Иногда мама устраивала мне маленькие праздники. Возила на Невский проспект – полакомиться пирожными в кафе «Север», которое было знаменито своими деликатесами. Вспоминая, я снова чувствую этот необыкновенный, дразнящий ноздри, сильный запах ванили, постоянно стоящий в кафе. Запах, наполненный ароматом сливочного душистого крема с различными ароматическими добавками. У меня начинали «течь слюнки» уже перед входом в кафе и слегка кружилась голова в предчувствии большого удовольствия. Я чувствую этот запах даже сейчас. Мама разрешала мне заказать столько пирожных, сколько я хотела, но съесть за раз только два, а остальные унести домой. И тогда я выбирала два самых больших песочных – корзиночку и полумесяц, густо украшенных цветами из крема. Поглощала их в состоянии полного блаженства, запивая горячим шоколадом, который также славился в «Севере». Это был момент эйфории. Беззаботная пора детства – как мало мне нужно было для счастья!

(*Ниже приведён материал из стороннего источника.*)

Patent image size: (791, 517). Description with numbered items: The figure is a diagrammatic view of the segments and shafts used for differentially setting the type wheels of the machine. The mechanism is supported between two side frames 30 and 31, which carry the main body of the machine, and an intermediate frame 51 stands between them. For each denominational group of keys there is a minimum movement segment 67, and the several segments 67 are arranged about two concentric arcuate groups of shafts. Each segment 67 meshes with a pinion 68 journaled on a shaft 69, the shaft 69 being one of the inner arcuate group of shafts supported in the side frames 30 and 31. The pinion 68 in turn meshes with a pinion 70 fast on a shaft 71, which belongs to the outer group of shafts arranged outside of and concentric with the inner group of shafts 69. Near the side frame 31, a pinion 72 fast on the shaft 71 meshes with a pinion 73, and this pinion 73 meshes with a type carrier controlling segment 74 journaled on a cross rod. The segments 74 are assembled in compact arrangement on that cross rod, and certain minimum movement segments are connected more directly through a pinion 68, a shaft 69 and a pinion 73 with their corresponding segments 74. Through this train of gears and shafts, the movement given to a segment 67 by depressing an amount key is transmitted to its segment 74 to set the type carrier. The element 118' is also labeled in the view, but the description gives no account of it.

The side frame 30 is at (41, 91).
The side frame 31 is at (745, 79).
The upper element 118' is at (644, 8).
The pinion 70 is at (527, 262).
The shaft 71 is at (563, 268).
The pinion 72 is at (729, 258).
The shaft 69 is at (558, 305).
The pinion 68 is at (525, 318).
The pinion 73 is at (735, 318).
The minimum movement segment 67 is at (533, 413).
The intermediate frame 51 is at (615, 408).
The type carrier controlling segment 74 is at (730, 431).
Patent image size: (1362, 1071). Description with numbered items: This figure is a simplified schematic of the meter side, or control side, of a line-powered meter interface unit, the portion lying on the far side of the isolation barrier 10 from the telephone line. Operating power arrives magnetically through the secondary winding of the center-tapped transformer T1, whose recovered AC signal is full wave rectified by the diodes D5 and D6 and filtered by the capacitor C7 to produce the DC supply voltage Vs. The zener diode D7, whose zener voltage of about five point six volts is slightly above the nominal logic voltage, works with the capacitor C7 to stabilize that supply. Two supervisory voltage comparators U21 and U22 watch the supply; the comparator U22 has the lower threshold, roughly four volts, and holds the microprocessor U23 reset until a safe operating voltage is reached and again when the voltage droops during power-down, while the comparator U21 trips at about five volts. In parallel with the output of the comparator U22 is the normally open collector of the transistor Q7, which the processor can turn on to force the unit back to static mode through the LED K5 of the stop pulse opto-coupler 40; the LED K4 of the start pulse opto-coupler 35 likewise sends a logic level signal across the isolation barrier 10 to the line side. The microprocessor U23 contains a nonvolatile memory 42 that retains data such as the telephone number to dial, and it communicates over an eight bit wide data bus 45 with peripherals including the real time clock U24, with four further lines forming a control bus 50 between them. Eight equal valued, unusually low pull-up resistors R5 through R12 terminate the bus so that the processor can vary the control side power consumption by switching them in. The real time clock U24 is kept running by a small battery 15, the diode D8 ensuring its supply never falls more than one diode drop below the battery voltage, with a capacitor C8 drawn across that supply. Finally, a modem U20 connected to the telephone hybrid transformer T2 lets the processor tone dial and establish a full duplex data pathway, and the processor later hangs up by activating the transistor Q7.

Мне очень нравилось сопровождать маму в парикмахерскую, где ее постоянный искусный мастер «лепил» на ее голове замысловатые прически, которые мне каждый раз напоминали большие сдобные булки или халы, как их тогда называли. Также ходить с ней в модное ателье пошива одежды под кодовым названием «смерть мужьям», где она изредка заказывала себе платье.

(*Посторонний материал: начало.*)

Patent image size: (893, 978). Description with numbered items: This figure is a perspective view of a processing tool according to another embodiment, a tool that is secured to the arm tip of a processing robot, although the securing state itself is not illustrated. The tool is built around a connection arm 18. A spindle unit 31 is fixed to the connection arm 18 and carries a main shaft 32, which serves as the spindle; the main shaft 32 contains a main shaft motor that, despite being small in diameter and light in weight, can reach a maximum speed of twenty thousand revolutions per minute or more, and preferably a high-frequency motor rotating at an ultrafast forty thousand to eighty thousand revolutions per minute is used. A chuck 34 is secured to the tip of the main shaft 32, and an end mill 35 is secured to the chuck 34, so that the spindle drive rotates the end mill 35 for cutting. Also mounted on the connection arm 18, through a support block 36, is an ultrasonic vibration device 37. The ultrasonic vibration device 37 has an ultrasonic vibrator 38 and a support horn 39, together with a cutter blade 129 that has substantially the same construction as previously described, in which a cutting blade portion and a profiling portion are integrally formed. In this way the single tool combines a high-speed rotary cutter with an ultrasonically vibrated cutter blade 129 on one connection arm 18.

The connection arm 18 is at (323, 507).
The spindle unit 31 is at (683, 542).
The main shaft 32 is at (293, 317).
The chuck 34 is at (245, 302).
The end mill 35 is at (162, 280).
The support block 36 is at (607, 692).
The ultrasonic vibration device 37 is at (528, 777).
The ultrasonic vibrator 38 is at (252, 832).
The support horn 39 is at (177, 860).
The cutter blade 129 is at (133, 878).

А еще я очень любила кисло-сладкий разливной квас, который продавался в огромных пузатых бочках на колесах практически на каждой улице. Всегда толстые тетеньки с недовольными надутыми лицами, важно восседавшие на табуретах, наливали его в тяжелые стеклянные кружки, и я мысленно задавала себе вопрос, что если они стали такими оттого, что пили много кваса?

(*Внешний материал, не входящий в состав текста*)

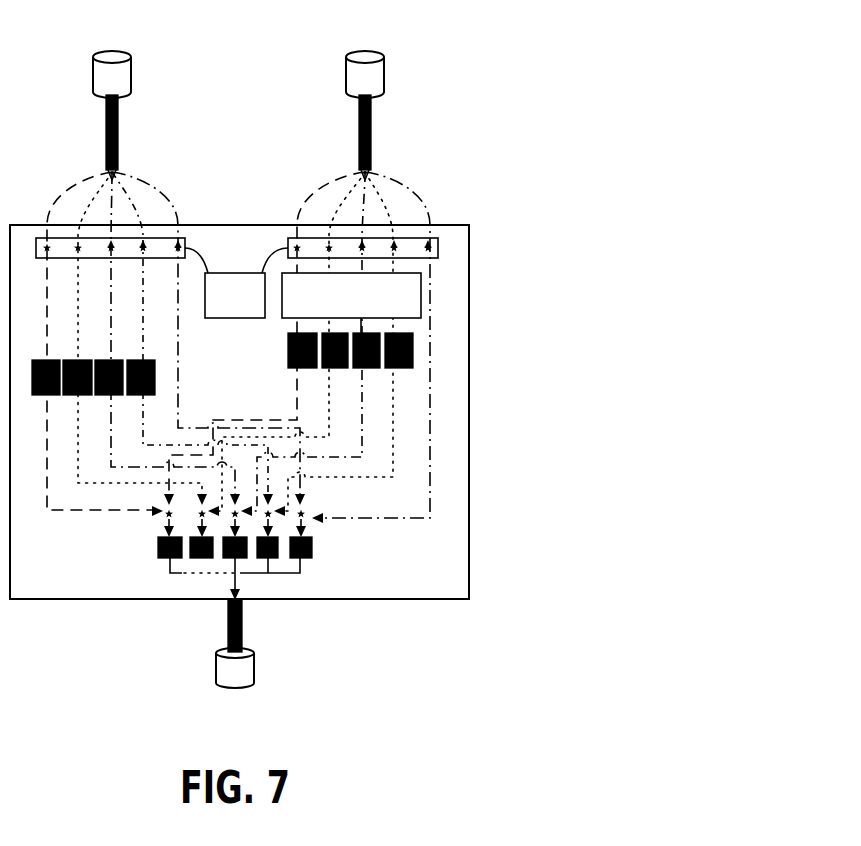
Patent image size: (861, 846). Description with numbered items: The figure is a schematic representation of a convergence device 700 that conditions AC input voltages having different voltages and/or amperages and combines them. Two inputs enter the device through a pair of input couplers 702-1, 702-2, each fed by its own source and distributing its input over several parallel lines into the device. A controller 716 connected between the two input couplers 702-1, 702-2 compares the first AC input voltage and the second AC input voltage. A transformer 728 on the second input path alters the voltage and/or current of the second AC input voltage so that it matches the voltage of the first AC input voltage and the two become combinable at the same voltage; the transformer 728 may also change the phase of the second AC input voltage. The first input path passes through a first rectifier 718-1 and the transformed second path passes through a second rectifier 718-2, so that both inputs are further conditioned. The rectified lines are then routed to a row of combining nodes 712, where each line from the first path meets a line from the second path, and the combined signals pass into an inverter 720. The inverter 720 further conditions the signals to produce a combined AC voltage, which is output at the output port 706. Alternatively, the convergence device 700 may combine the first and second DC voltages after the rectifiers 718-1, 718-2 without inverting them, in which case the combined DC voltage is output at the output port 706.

The convergence device 700 is at (456, 47).
The first input coupler 702-1 is at (185, 240).
The second input coupler 702-2 is at (437, 239).
The controller 716 is at (237, 295).
The transformer 728 is at (351, 295).
The rectifier 718-1 is at (155, 373).
The rectifier 718-2 is at (413, 349).
The combiners 712 is at (146, 522).
The inverter 720 is at (313, 546).
The output port 706 is at (243, 604).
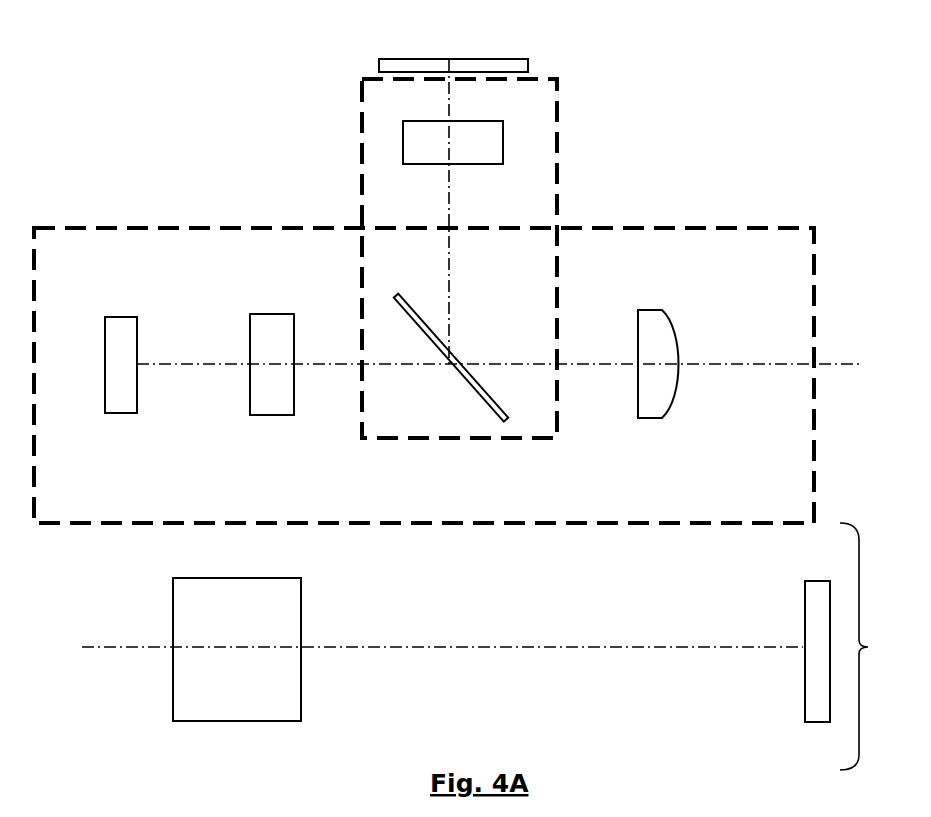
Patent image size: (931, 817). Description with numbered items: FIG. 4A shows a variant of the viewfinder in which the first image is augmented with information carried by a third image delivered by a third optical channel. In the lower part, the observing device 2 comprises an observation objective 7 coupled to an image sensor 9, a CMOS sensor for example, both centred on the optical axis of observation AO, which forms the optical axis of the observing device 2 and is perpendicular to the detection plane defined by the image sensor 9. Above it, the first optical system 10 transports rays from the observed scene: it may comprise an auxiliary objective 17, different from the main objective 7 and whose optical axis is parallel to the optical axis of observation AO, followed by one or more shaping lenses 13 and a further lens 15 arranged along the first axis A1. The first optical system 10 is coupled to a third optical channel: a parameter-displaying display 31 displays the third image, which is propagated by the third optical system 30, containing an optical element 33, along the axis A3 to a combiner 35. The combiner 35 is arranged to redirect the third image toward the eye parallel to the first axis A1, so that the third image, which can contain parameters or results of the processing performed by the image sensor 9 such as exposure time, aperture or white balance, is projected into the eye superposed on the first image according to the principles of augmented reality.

The observing device 2 is at (868, 647).
The observation objective 7 is at (209, 589).
The image sensor 9 is at (809, 593).
The first optical system 10 is at (185, 227).
The shaping lens 13 is at (275, 343).
The plano-convex lens 15 is at (655, 405).
The auxiliary objective 17 is at (125, 345).
The third optical system 30 is at (358, 121).
The parameter-displaying display 31 is at (450, 57).
The optical element 33 is at (419, 134).
The combiner 35 is at (454, 369).
The first axis A1 is at (595, 362).
The third optical axis A3 is at (448, 224).
The optical axis of observation AO is at (717, 651).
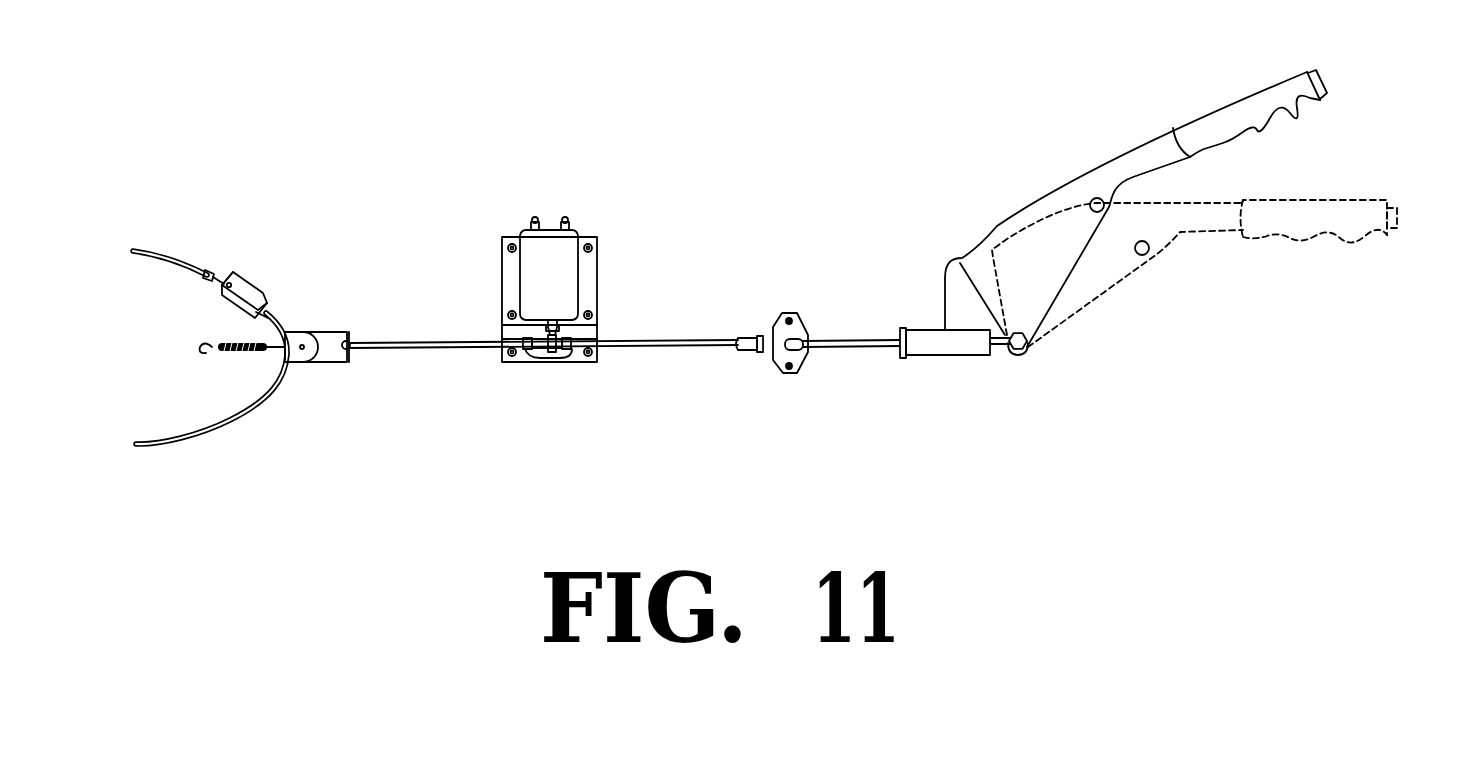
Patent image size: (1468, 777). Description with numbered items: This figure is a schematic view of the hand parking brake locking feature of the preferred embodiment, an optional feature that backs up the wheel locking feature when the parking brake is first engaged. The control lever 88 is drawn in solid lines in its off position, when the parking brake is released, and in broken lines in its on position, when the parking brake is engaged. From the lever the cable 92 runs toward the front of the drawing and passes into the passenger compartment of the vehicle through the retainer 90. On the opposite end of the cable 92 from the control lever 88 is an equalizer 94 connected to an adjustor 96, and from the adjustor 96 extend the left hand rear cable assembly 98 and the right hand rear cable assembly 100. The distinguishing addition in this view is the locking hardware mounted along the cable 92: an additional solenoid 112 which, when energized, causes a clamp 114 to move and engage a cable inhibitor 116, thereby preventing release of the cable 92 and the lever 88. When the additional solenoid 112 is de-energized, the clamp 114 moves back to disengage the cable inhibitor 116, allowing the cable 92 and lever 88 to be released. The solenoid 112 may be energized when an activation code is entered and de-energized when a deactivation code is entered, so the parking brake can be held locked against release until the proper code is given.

The control lever 88 is at (1288, 76).
The retainer 90 is at (790, 317).
The cable 92 is at (378, 341).
The equalizer 94 is at (340, 362).
The adjustor 96 is at (252, 282).
The left hand rear cable assembly 98 is at (165, 255).
The right hand rear cable assembly 100 is at (246, 400).
The additional solenoid 112 is at (575, 226).
The clamp 114 is at (559, 357).
The cable inhibitor 116 is at (541, 358).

Поблизости от бочек с квасом стояли такие же точно, но только с разливным пивом. И даже кружки были такими же. За пивом, как и за квасом, тянулись большие очереди, и многие люди были с бидонами, чтобы унести его с собой.
И тут же, поблизости от пивной бочки, почему-то обычно стояли кучкой трое мужчин, дегустирующих пиво. Угрюмые и сосредоточенные, как будто они решали какие-то важные проблемы. Я невольно слышала их резкую речь, но не понимала – они разговаривали на каком-то странном языке. «Наверно, иностранцы… а одеты совсем как русские!» – думала я. Потом замечала, что их речь изредка перемежалась русскими словами. Тогда я сделала вывод, что это были иностранцы, изучающие русский язык. Из того, что я поняла в их разговорах, было только, что водка стоила 3 рубля 62 копейки и что пить ее лучше всего втроем. Это немного расширило мой бытовой кругозор, так как до этого, что касается области цен, я знала лишь, что моя любимая «докторская» колбаса стоила 2 рубля 20 копеек за килограмм, а мое любимое пирожное со сливочным кремом 22 копейки. Меня разбирало любопытство – на каком именно языке говорили иностранцы, и я спросила об этом маму. Но она почему-то строго шикнула на меня и приказала не слушать и никогда не повторять их слова. Я долгое время пыталась понять: почему моя мама, которая очень хотела сдать… то есть отдать меня в английскую школу, так отрицательно отнеслась к моей любознательности? Ответ я нашла сама, но только когда уже повзрослела.